One temple area we visited housed a giant reclining Buddha. This was the area where I found the most lovely Burmese boy! He was trying to sell me some shabby looking postcards that he made. I asked him if he had really made these postcards (most of the time they say that so you feel more inclined to buy them) and he pulled out the kit from the ones he was making. It was enough to convince me but I didn't really want the postcards. So, I changed the subject and I decided to probe and ask him about his hobbies instead. He told me he loved singing and The Beatles were his favorite band. He then sang me Let it Be. (And later Tracy Chapman). I asked his name and he told me Foolish Man. Then I bought the postcards because I was charmed by his singing.He told me he listened to the radio over and over again to write down the lyrics and learn them. He pulled out a few papers that he ripped out of an old comic book with lyrics to Born in the USA on it and held it up. Anyways, I was quite charmed by his happiness and persistence so I thought I'd share it with you guys. The people of Myanmar are so friendly and innocent. Tourism hasn't massively taken over and so they're authentic, genuine, and happy people. This is just one example.By the way: The stuff on his face is a Burmese makeup that is made from tree bark. Most people wear it and it is a sort of sunscreen.

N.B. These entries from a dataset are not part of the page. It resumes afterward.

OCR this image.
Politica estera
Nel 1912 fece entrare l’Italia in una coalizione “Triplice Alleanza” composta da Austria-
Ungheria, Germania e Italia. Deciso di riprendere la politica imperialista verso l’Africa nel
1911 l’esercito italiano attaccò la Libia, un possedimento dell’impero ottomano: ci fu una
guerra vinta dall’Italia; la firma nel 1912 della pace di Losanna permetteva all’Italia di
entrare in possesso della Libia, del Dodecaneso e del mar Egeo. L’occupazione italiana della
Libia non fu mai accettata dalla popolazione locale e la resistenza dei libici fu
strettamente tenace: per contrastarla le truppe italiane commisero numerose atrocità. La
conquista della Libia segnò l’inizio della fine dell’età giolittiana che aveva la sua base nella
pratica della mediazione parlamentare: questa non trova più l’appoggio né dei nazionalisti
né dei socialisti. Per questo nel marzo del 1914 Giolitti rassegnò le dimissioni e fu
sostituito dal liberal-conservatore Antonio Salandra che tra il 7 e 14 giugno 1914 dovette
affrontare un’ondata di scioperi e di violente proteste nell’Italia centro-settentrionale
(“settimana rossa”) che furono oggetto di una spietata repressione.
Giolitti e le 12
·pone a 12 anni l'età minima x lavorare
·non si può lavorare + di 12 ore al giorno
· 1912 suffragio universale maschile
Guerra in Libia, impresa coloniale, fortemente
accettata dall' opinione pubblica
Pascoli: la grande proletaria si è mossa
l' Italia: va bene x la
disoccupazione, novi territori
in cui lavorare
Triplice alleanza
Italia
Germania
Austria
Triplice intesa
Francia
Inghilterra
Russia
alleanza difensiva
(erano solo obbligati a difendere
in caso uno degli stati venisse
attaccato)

Our next stop was to see a python that was more than 6 meters long (more than 20 feet). It was huge from length to width! He had his own temple and his own room equipped with a bath where he could slither around. He was estimated to be around 120 years old so many locals brought him offerings of money and baskets of fruit. I was able to witness an offering session with the snake by one of the locals. You can watch the video below! And jesus, there was a lot of snake skin! They hung it around the room from the ceiling. Liam and I both got a chunk of it to keep (which he later forgot in his passport case for safe keeping and scared the shit out of random people).
The saddest part of this charming, little village was that because it was rainy season, many people's homes were underwater (regardless of being on stilts). Many people had to flee to the local temples for sanctuary during the season because of the flood. Fish and meat markets were still being held regardless of the flood, in the flooded water - no doubt contaminating the meat. People bathed in the flood water too. It was sad to see but amazing to see real, authentic everyday life going on regardless of the misfortunate weather circumstances. People were amazing, hospitable, and so so friendly. This didn't bring down the emotions of anyone and it was ultimately inspiring. Liam and I walked around a few people's homes and took some amazing photos of the authenticity. We also ran into a bunch of school children and gave candy to them after they did their ABCs successfully for us - what great English teacher's we are! :P Then, it started raining sooooooo hard, I've never seen rain so hard. A local family saw us wandering and offered us sanctuary in their concrete house where we waited out the storm playing with two little boys on their stoop. Eventually, the family wanted to entertain us so they put on a cheesy Bollywood film.Anyways, we returned to Sea Sar in the evening after the storm and waited patiently for our next night bus to Inle Lake (which went right outside the office).